In deze zaak heeft klager, een ambtenaar, bezwaar gemaakt tegen het uitblijven van een beslissing op zijn verzoek om bevordering naar de rang van adjunct-commies in schaal 6, ingediend op 20 september 2016. Klager stelt dat hij voldoet aan de eisen voor bevordering en dat verweerder niet binnen een redelijke termijn heeft beslist, wat in strijd is met de wettelijke voorschriften en het zorgvuldigheidsbeginsel. Verweerder betwist de ontvankelijkheid van het bezwaar en stelt dat klager zijn bezwaarschrift prematuur heeft ingediend, aangezien de redelijke termijn voor een beslissing pas op 19 september 2017 zou zijn verstreken.

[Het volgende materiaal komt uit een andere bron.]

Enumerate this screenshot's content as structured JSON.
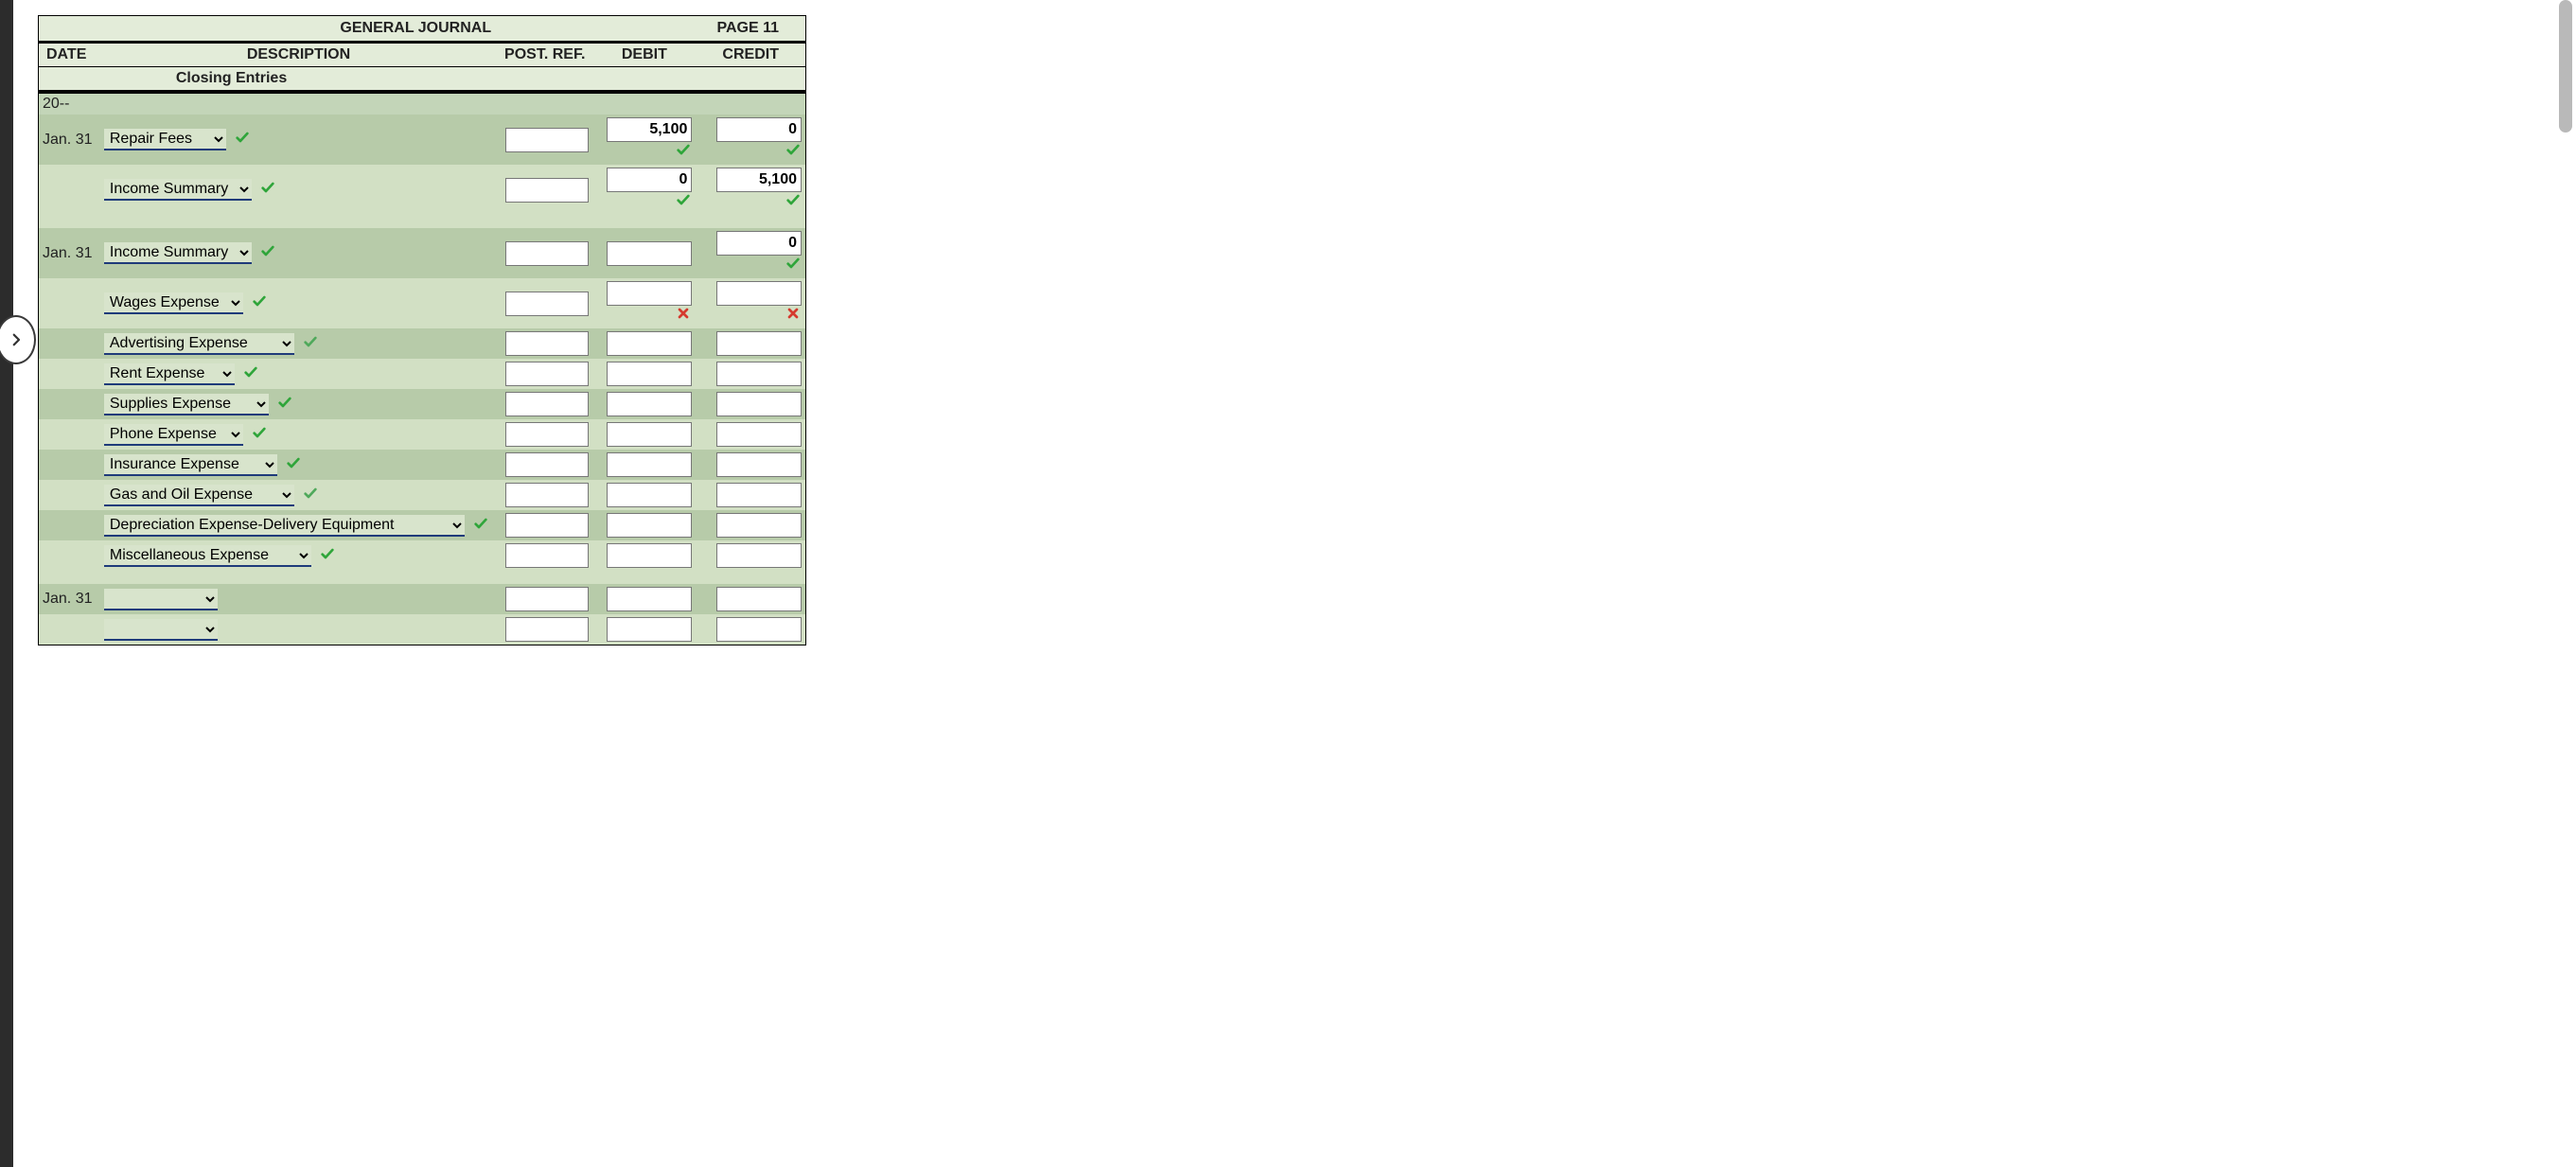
{
  "journal": {
    "title": "GENERAL JOURNAL",
    "page_label": "PAGE 11",
    "columns": {
      "date": "DATE",
      "description": "DESCRIPTION",
      "post_ref": "POST. REF.",
      "debit": "DEBIT",
      "credit": "CREDIT"
    },
    "subheader": "Closing Entries",
    "year": "20--",
    "account_options": [
      "",
      "Repair Fees",
      "Income Summary",
      "Wages Expense",
      "Advertising Expense",
      "Rent Expense",
      "Supplies Expense",
      "Phone Expense",
      "Insurance Expense",
      "Gas and Oil Expense",
      "Depreciation Expense-Delivery Equipment",
      "Miscellaneous Expense"
    ],
    "rows": [
      {
        "date": "Jan. 31",
        "account": "Repair Fees",
        "acct_mark": "check",
        "post_ref": "",
        "debit": "5,100",
        "debit_mark": "check",
        "credit": "0",
        "credit_mark": "check",
        "shade": "dark",
        "indent": 0
      },
      {
        "date": "",
        "account": "Income Summary",
        "acct_mark": "check",
        "post_ref": "",
        "debit": "0",
        "debit_mark": "check",
        "credit": "5,100",
        "credit_mark": "check",
        "shade": "light",
        "indent": 0
      },
      {
        "spacer": true,
        "shade": "light"
      },
      {
        "date": "Jan. 31",
        "account": "Income Summary",
        "acct_mark": "check",
        "post_ref": "",
        "debit": "",
        "debit_mark": "",
        "credit": "0",
        "credit_mark": "check",
        "shade": "dark",
        "indent": 0
      },
      {
        "date": "",
        "account": "Wages Expense",
        "acct_mark": "check",
        "post_ref": "",
        "debit": "",
        "debit_mark": "cross",
        "credit": "",
        "credit_mark": "cross",
        "shade": "light",
        "indent": 0
      },
      {
        "date": "",
        "account": "Advertising Expense",
        "acct_mark": "check-lg",
        "post_ref": "",
        "debit": "",
        "debit_mark": "",
        "credit": "",
        "credit_mark": "",
        "shade": "dark",
        "indent": 0
      },
      {
        "date": "",
        "account": "Rent Expense",
        "acct_mark": "check",
        "post_ref": "",
        "debit": "",
        "debit_mark": "",
        "credit": "",
        "credit_mark": "",
        "shade": "light",
        "indent": 0
      },
      {
        "date": "",
        "account": "Supplies Expense",
        "acct_mark": "check",
        "post_ref": "",
        "debit": "",
        "debit_mark": "",
        "credit": "",
        "credit_mark": "",
        "shade": "dark",
        "indent": 0
      },
      {
        "date": "",
        "account": "Phone Expense",
        "acct_mark": "check",
        "post_ref": "",
        "debit": "",
        "debit_mark": "",
        "credit": "",
        "credit_mark": "",
        "shade": "light",
        "indent": 0
      },
      {
        "date": "",
        "account": "Insurance Expense",
        "acct_mark": "check",
        "post_ref": "",
        "debit": "",
        "debit_mark": "",
        "credit": "",
        "credit_mark": "",
        "shade": "dark",
        "indent": 0
      },
      {
        "date": "",
        "account": "Gas and Oil Expense",
        "acct_mark": "check-lg",
        "post_ref": "",
        "debit": "",
        "debit_mark": "",
        "credit": "",
        "credit_mark": "",
        "shade": "light",
        "indent": 0
      },
      {
        "date": "",
        "account": "Depreciation Expense-Delivery Equipment",
        "acct_mark": "check",
        "post_ref": "",
        "debit": "",
        "debit_mark": "",
        "credit": "",
        "credit_mark": "",
        "shade": "dark",
        "indent": 0
      },
      {
        "date": "",
        "account": "Miscellaneous Expense",
        "acct_mark": "check",
        "post_ref": "",
        "debit": "",
        "debit_mark": "",
        "credit": "",
        "credit_mark": "",
        "shade": "light",
        "indent": 0
      },
      {
        "spacer": true,
        "shade": "light"
      },
      {
        "date": "Jan. 31",
        "account": "",
        "acct_mark": "",
        "post_ref": "",
        "debit": "",
        "debit_mark": "",
        "credit": "",
        "credit_mark": "",
        "shade": "dark",
        "indent": 0
      },
      {
        "date": "",
        "account": "",
        "acct_mark": "",
        "post_ref": "",
        "debit": "",
        "debit_mark": "",
        "credit": "",
        "credit_mark": "",
        "shade": "light",
        "indent": 0
      }
    ]
  },
  "colors": {
    "correct": "#2fa53a",
    "incorrect": "#d53a2e"
  }
}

Het gerecht heeft geoordeeld dat klager ontvankelijk is in zijn bezwaar, omdat verweerder geen beslissing heeft genomen op het verzoek van 20 september 2016. Het gerecht verwijst naar de relevante wetgeving en jurisprudentie, die aangeven dat een ambtenaar ook beschermd moet worden tegen verzuim en nalatigheid van het bestuursorgaan. Het gerecht heeft vastgesteld dat klager recht heeft op een beslissing op zijn bevorderingsverzoek en dat de weigering om te beslissen niet als een afwijzing kan worden gekwalificeerd.

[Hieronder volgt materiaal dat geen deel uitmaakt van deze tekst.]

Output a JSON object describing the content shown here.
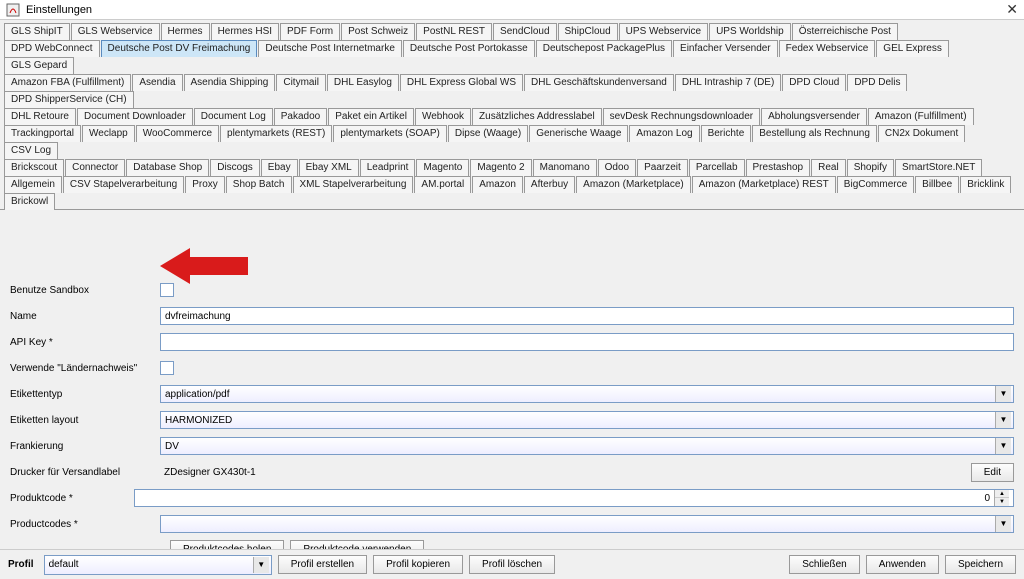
{
  "window": {
    "title": "Einstellungen"
  },
  "tabs": [
    [
      "GLS ShipIT",
      "GLS Webservice",
      "Hermes",
      "Hermes HSI",
      "PDF Form",
      "Post Schweiz",
      "PostNL REST",
      "SendCloud",
      "ShipCloud",
      "UPS Webservice",
      "UPS Worldship",
      "Österreichische Post"
    ],
    [
      "DPD WebConnect",
      "Deutsche Post DV Freimachung",
      "Deutsche Post Internetmarke",
      "Deutsche Post Portokasse",
      "Deutschepost PackagePlus",
      "Einfacher Versender",
      "Fedex Webservice",
      "GEL Express",
      "GLS Gepard"
    ],
    [
      "Amazon FBA (Fulfillment)",
      "Asendia",
      "Asendia Shipping",
      "Citymail",
      "DHL Easylog",
      "DHL Express Global WS",
      "DHL Geschäftskundenversand",
      "DHL Intraship 7 (DE)",
      "DPD Cloud",
      "DPD Delis",
      "DPD ShipperService (CH)"
    ],
    [
      "DHL Retoure",
      "Document Downloader",
      "Document Log",
      "Pakadoo",
      "Paket ein Artikel",
      "Webhook",
      "Zusätzliches Addresslabel",
      "sevDesk Rechnungsdownloader",
      "Abholungsversender",
      "Amazon (Fulfillment)"
    ],
    [
      "Trackingportal",
      "Weclapp",
      "WooCommerce",
      "plentymarkets (REST)",
      "plentymarkets (SOAP)",
      "Dipse (Waage)",
      "Generische Waage",
      "Amazon Log",
      "Berichte",
      "Bestellung als Rechnung",
      "CN2x Dokument",
      "CSV Log"
    ],
    [
      "Brickscout",
      "Connector",
      "Database Shop",
      "Discogs",
      "Ebay",
      "Ebay XML",
      "Leadprint",
      "Magento",
      "Magento 2",
      "Manomano",
      "Odoo",
      "Paarzeit",
      "Parcellab",
      "Prestashop",
      "Real",
      "Shopify",
      "SmartStore.NET"
    ],
    [
      "Allgemein",
      "CSV Stapelverarbeitung",
      "Proxy",
      "Shop Batch",
      "XML Stapelverarbeitung",
      "AM.portal",
      "Amazon",
      "Afterbuy",
      "Amazon (Marketplace)",
      "Amazon (Marketplace) REST",
      "BigCommerce",
      "Billbee",
      "Bricklink",
      "Brickowl"
    ]
  ],
  "activeTab": "Deutsche Post DV Freimachung",
  "form": {
    "sandbox": {
      "label": "Benutze Sandbox"
    },
    "name": {
      "label": "Name",
      "value": "dvfreimachung"
    },
    "apikey": {
      "label": "API Key *",
      "value": ""
    },
    "laender": {
      "label": "Verwende \"Ländernachweis\""
    },
    "etiketttyp": {
      "label": "Etikettentyp",
      "value": "application/pdf"
    },
    "layout": {
      "label": "Etiketten layout",
      "value": "HARMONIZED"
    },
    "frank": {
      "label": "Frankierung",
      "value": "DV"
    },
    "printer": {
      "label": "Drucker für Versandlabel",
      "value": "ZDesigner GX430t-1",
      "edit": "Edit"
    },
    "prodcode": {
      "label": "Produktcode *",
      "value": "0"
    },
    "prodcodes": {
      "label": "Productcodes *",
      "value": ""
    },
    "btn_holen": "Produktcodes holen",
    "btn_verwenden": "Produktcode verwenden"
  },
  "footer": {
    "profile_label": "Profil",
    "profile_value": "default",
    "btn_erstellen": "Profil erstellen",
    "btn_kopieren": "Profil kopieren",
    "btn_loeschen": "Profil löschen",
    "btn_schliessen": "Schließen",
    "btn_anwenden": "Anwenden",
    "btn_speichern": "Speichern"
  }
}
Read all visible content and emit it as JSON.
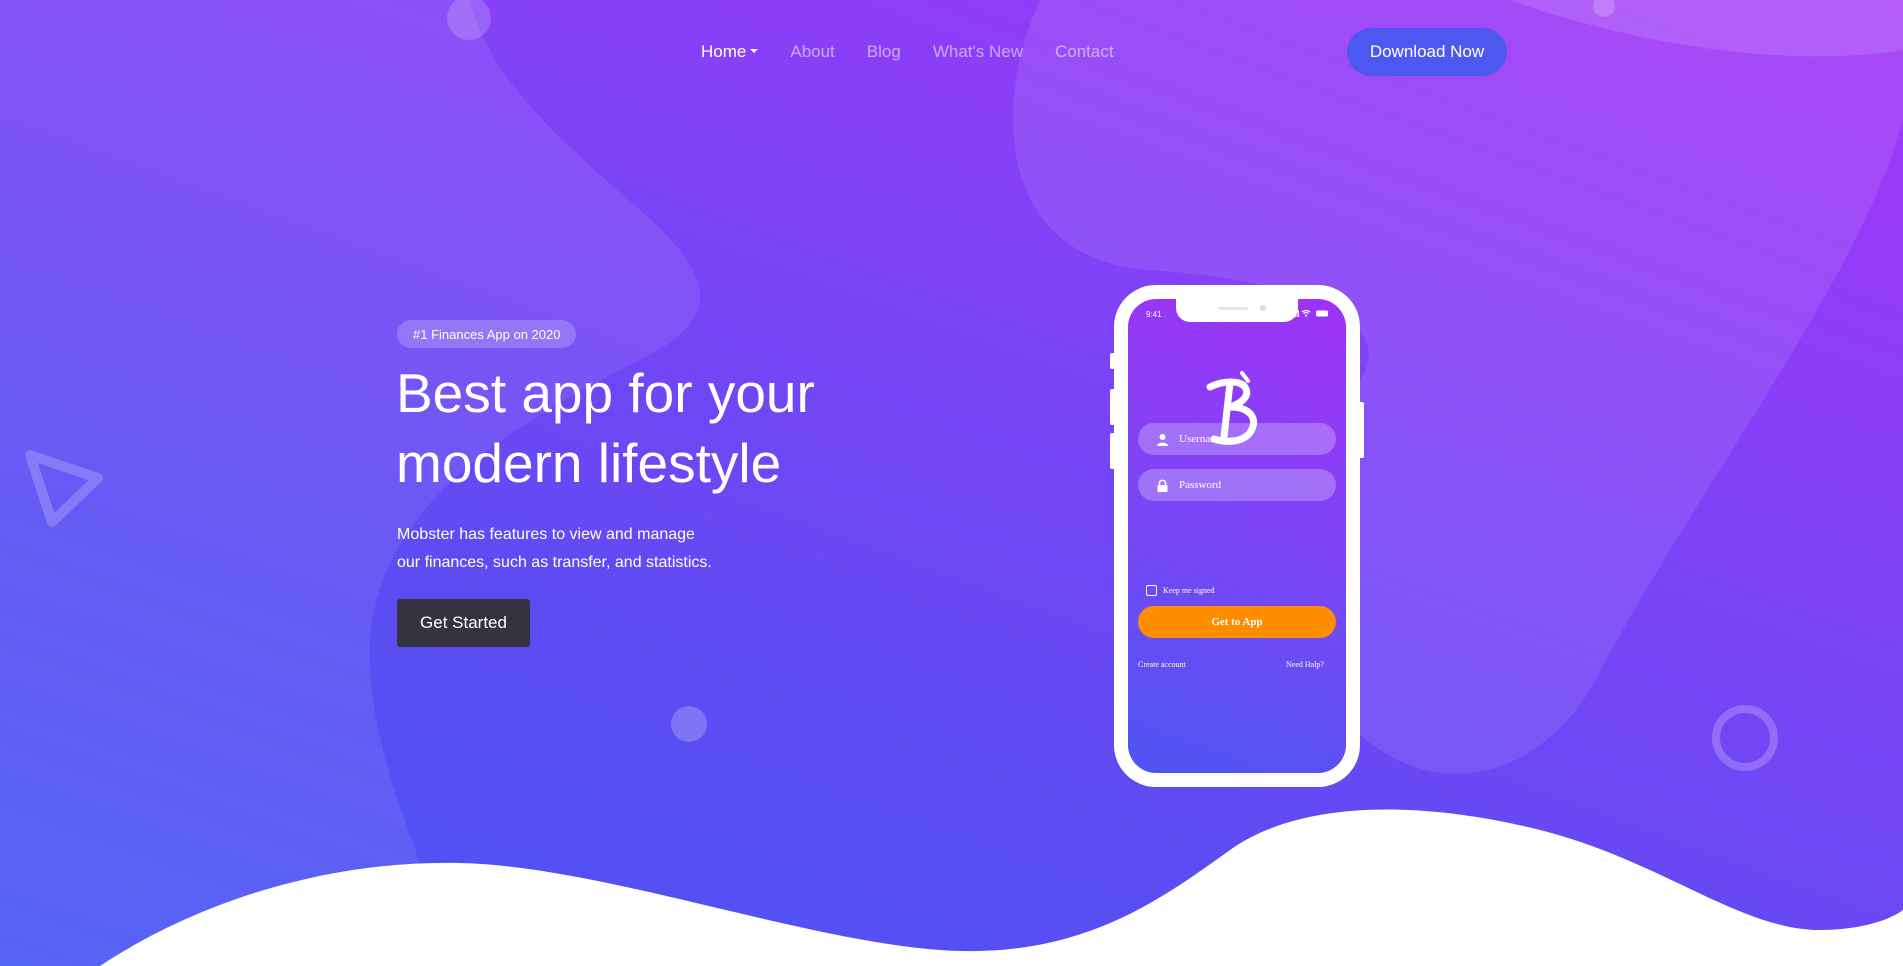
{
  "nav": {
    "items": [
      {
        "label": "Home",
        "active": true,
        "has_dropdown": true
      },
      {
        "label": "About",
        "active": false
      },
      {
        "label": "Blog",
        "active": false
      },
      {
        "label": "What's New",
        "active": false
      },
      {
        "label": "Contact",
        "active": false
      }
    ],
    "download_label": "Download Now"
  },
  "hero": {
    "badge": "#1 Finances App on 2020",
    "headline_line1": "Best app for your",
    "headline_line2": "modern lifestyle",
    "subtext_line1": "Mobster has features to view and manage",
    "subtext_line2": "our finances, such as transfer, and statistics.",
    "cta_label": "Get Started"
  },
  "phone": {
    "status_time": "9:41",
    "logo_icon": "brand-b-logo",
    "username_placeholder": "Username",
    "password_placeholder": "Password",
    "keep_signed": "Keep me signed",
    "submit_label": "Get to App",
    "create_account": "Create account",
    "need_help": "Need Halp?"
  },
  "colors": {
    "gradient_top": "#a336f7",
    "gradient_bottom": "#4657f4",
    "download_button": "#4d58f1",
    "cta_button": "#35333f",
    "phone_submit": "#ff8d00"
  }
}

De rechter heeft het bezwaar gegrond verklaard en verweerder opgedragen om binnen twee maanden na de uitspraak alsnog op het bevorderingsverzoek van klager te beslissen. Tevens is verweerder veroordeeld tot betaling van de proceskosten, begroot op Afl. 600,-. De uitspraak is gedaan door mr. N.K. Engelbrecht en werd uitgesproken op 1 juli 2019.